At the age of 80, Blatter, cast aside just before Christmas last year by FIFA’s ethics body over the sale of World Cup television rights and that infamous CHF 2 million “disloyal payment” to then UEFA president Michel Platini, had hoped to regain some kind of credibility in the twilight of his career but was always likely to fail at CAS – just as Platini did back in May when sport’s highest court cut the Frenchman’s ban to four years but upheld the original finding of culpability.
As a result Platini was forced to give up running UEFA and now the two men who at one time were the most powerful administrators in world football cannot be seen again in any official football capacity – unless, that is, they stage some kind of miraculous recovery when their bans end.
Like Platini, Blatter’s original eight-year sanction had been cut in February to six years by the FIFA appeal committee. Unlike Platini, CAS refused to hand him a further reduction, instead upholding six years for FIFA’s most colourful and controversial president who ran the organisation for 17 years, splitting opinion both inside and outside the organisation.
That, said CAS, was partly because Blatter himself wanted the ban to be overturned or nothing.
In its written verdict, CAS said Blatter “requested the annulment of the ban but did not request a reduced penalty”.
In any event, it said, the three-man panel of Manfred Nan (Netherlands), Patrick Lafranchi (Switzerland) and Andrew de Lotbinière McDougall (Canada/France) “determined that the sanction imposed was not disproportionate” and that Blatter had “unlawfully awarded contributions to Mr Platini under the FIFA Executive Committee retirement scheme which also amounted to an undue gift”
As a result Blatter remains banned for six years backdated to October 8 last year and must pay a fine of CHF 50,000.
Both men denied any wrongdoing saying the money was for consultancy work Platini had done for Blatter between 1998 and 2002 and part of a “gentleman’s agreement”. But CAS argued that the orally agreed payment had “no contractual basis.”

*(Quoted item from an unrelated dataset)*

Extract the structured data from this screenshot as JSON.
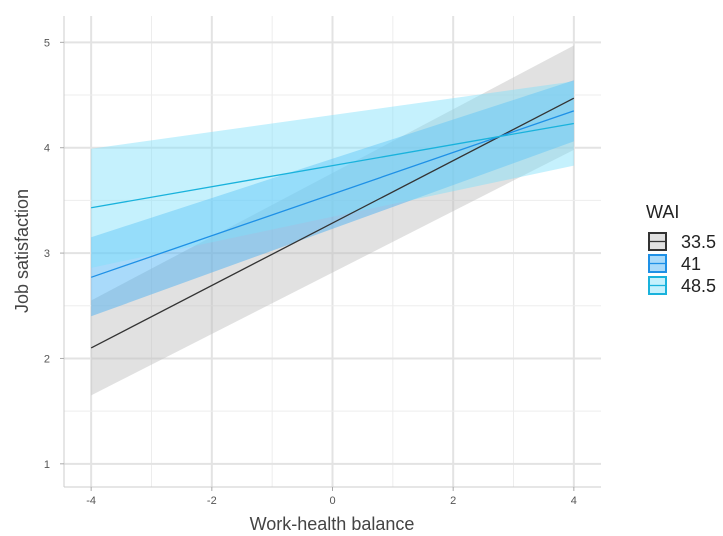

Blatter, who was mainly fighting reputational damage, could technically now go to the Swiss federal courts but made it clear back in the summer that at his age and with his career having wound down, he would not go that far.
Arguably his biggest disappointment will be that the CAS judgement effectively wrecks his hopes of one day being named FIFA honorary president.

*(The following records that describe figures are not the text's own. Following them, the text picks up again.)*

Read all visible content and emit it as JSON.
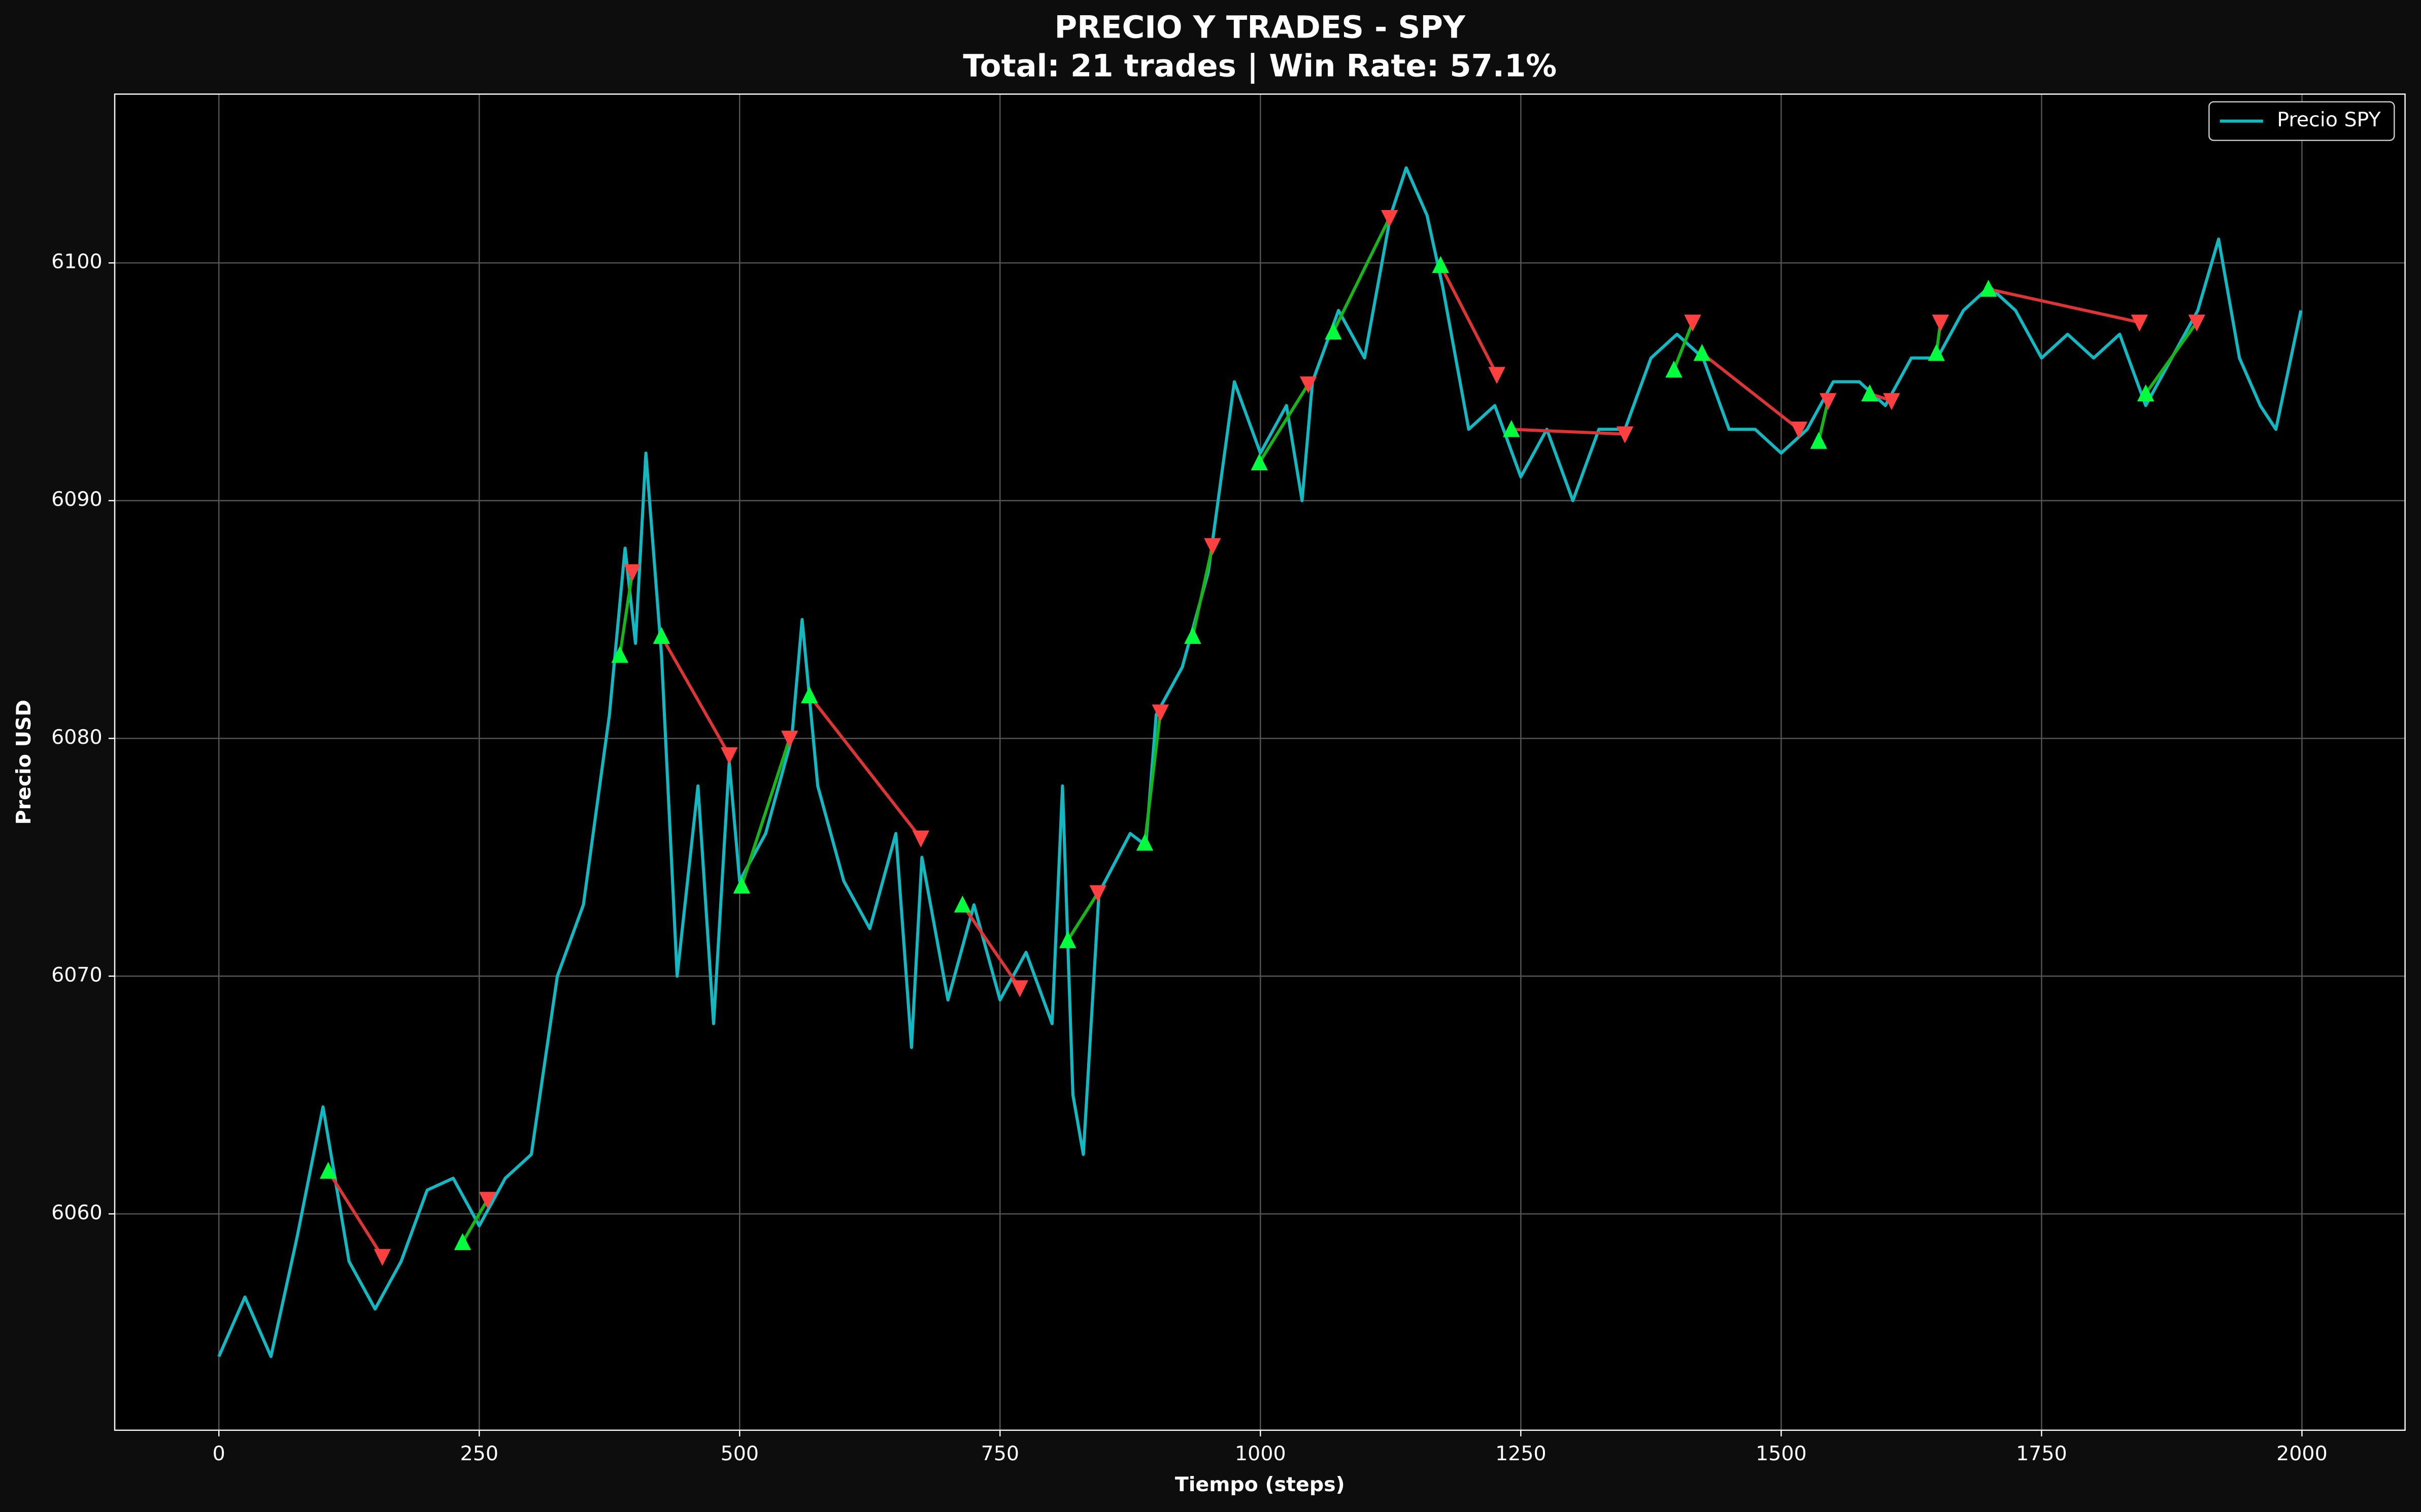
{
  "chart_data": {
    "type": "line",
    "title": "PRECIO Y TRADES - SPY",
    "subtitle": "Total: 21 trades | Win Rate: 57.1%",
    "xlabel": "Tiempo (steps)",
    "ylabel": "Precio USD",
    "xlim": [
      -100,
      2099
    ],
    "ylim": [
      6050.9,
      6107.1
    ],
    "xticks": [
      0,
      250,
      500,
      750,
      1000,
      1250,
      1500,
      1750,
      2000
    ],
    "yticks": [
      6060,
      6070,
      6080,
      6090,
      6100
    ],
    "grid": true,
    "legend": "upper right",
    "series": [
      {
        "name": "Precio SPY",
        "color": "#13b9c2",
        "x": [
          0,
          25,
          50,
          75,
          100,
          125,
          150,
          175,
          200,
          225,
          250,
          275,
          300,
          325,
          350,
          375,
          390,
          400,
          410,
          425,
          440,
          460,
          475,
          490,
          500,
          525,
          550,
          560,
          575,
          600,
          625,
          650,
          665,
          675,
          700,
          725,
          750,
          775,
          800,
          810,
          820,
          830,
          845,
          875,
          890,
          900,
          925,
          950,
          975,
          1000,
          1025,
          1040,
          1050,
          1075,
          1100,
          1125,
          1140,
          1160,
          1175,
          1200,
          1225,
          1250,
          1275,
          1300,
          1325,
          1350,
          1375,
          1400,
          1425,
          1450,
          1475,
          1500,
          1525,
          1550,
          1575,
          1600,
          1625,
          1650,
          1675,
          1700,
          1725,
          1750,
          1775,
          1800,
          1825,
          1850,
          1875,
          1900,
          1920,
          1940,
          1960,
          1975,
          1999
        ],
        "values": [
          6054,
          6056.5,
          6054,
          6059,
          6064.5,
          6058,
          6056,
          6058,
          6061,
          6061.5,
          6059.5,
          6061.5,
          6062.5,
          6070,
          6073,
          6081,
          6088,
          6084,
          6092,
          6083.5,
          6070,
          6078,
          6068,
          6079,
          6074,
          6076,
          6080,
          6085,
          6078,
          6074,
          6072,
          6076,
          6067,
          6075,
          6069,
          6073,
          6069,
          6071,
          6068,
          6078,
          6065,
          6062.5,
          6073.5,
          6076,
          6075.5,
          6081,
          6083,
          6087,
          6095,
          6092,
          6094,
          6090,
          6095,
          6098,
          6096,
          6102,
          6104,
          6102,
          6099,
          6093,
          6094,
          6091,
          6093,
          6090,
          6093,
          6093,
          6096,
          6097,
          6096,
          6093,
          6093,
          6092,
          6093,
          6095,
          6095,
          6094,
          6096,
          6096,
          6098,
          6099,
          6098,
          6096,
          6097,
          6096,
          6097,
          6094,
          6096,
          6098,
          6101,
          6096,
          6094,
          6093,
          6098
        ]
      }
    ],
    "entries": {
      "color": "#00ff3c",
      "x": [
        105,
        234,
        385,
        425,
        502,
        567,
        714,
        815,
        889,
        935,
        999,
        1070,
        1173,
        1241,
        1397,
        1424,
        1536,
        1585,
        1649,
        1699,
        1850
      ],
      "values": [
        6061.8,
        6058.8,
        6083.5,
        6084.3,
        6073.8,
        6081.8,
        6073.0,
        6071.5,
        6075.6,
        6084.3,
        6091.6,
        6097.1,
        6099.9,
        6093.0,
        6095.5,
        6096.2,
        6092.5,
        6094.5,
        6096.2,
        6098.9,
        6094.5
      ]
    },
    "exits": {
      "color": "#ff4040",
      "x": [
        157,
        258,
        397,
        490,
        548,
        674,
        769,
        844,
        904,
        954,
        1046,
        1124,
        1227,
        1350,
        1415,
        1517,
        1545,
        1606,
        1653,
        1844,
        1899
      ],
      "values": [
        6058.2,
        6060.6,
        6087.0,
        6079.3,
        6080.0,
        6075.8,
        6069.5,
        6073.5,
        6081.1,
        6088.1,
        6094.9,
        6101.9,
        6095.3,
        6092.8,
        6097.5,
        6093.0,
        6094.2,
        6094.2,
        6097.5,
        6097.5,
        6097.5
      ]
    },
    "win_color": "#19b419",
    "loss_color": "#dd3535"
  }
}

In reacting to the CAS verdict, Blatter said it was “difficult” to accept but that “the way the case progressed, no other verdict could be expected.”
“I have experienced much in my 41 years in FIFA. I mostly learned that you can win in sport, but you can also lose. Nevertheless I look back with gratitude to all the years, in which I was able to realise my ideals for football and serve FIFA.”

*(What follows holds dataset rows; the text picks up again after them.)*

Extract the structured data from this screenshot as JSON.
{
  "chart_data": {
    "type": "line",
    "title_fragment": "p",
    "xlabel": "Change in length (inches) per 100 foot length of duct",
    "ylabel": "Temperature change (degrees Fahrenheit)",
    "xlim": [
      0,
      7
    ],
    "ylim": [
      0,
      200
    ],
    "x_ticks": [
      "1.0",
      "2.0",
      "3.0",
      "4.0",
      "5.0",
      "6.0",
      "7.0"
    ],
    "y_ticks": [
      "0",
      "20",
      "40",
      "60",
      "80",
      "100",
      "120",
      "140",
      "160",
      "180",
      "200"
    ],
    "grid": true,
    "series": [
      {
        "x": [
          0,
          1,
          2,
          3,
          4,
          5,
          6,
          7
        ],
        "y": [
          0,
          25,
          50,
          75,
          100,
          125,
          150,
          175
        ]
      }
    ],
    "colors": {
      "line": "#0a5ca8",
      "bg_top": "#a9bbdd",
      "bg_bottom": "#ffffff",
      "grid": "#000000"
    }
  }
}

Blatter was re-elected as president of FIFA in May of last year but four days later announced his intention to step down under immense pressure as the US-led corruption scandal weighed down on FIFA. Although he was not among those indicted he himself became embroiled in scandal when he was banned along with Platini.
Succeeded by Gianni Infantino 10 months ago, he remains under criminal investigation by the Swiss authorities over the Platini payment.
And that’s not all. Last summer FIFA’s ethics investigators opened a formal investigation into the $80 million in pay rises and bonuses that Blatter, Jérôme Valcke and Markus Kattner awarded themselves over a five-year period.
That came after FIFA’s American lawyers Quinn Emanuel released details of how that the trio had approved a series of bonuses, saying they had made “a coordinated effort” to “enrich themselves” between 2011 and 2015.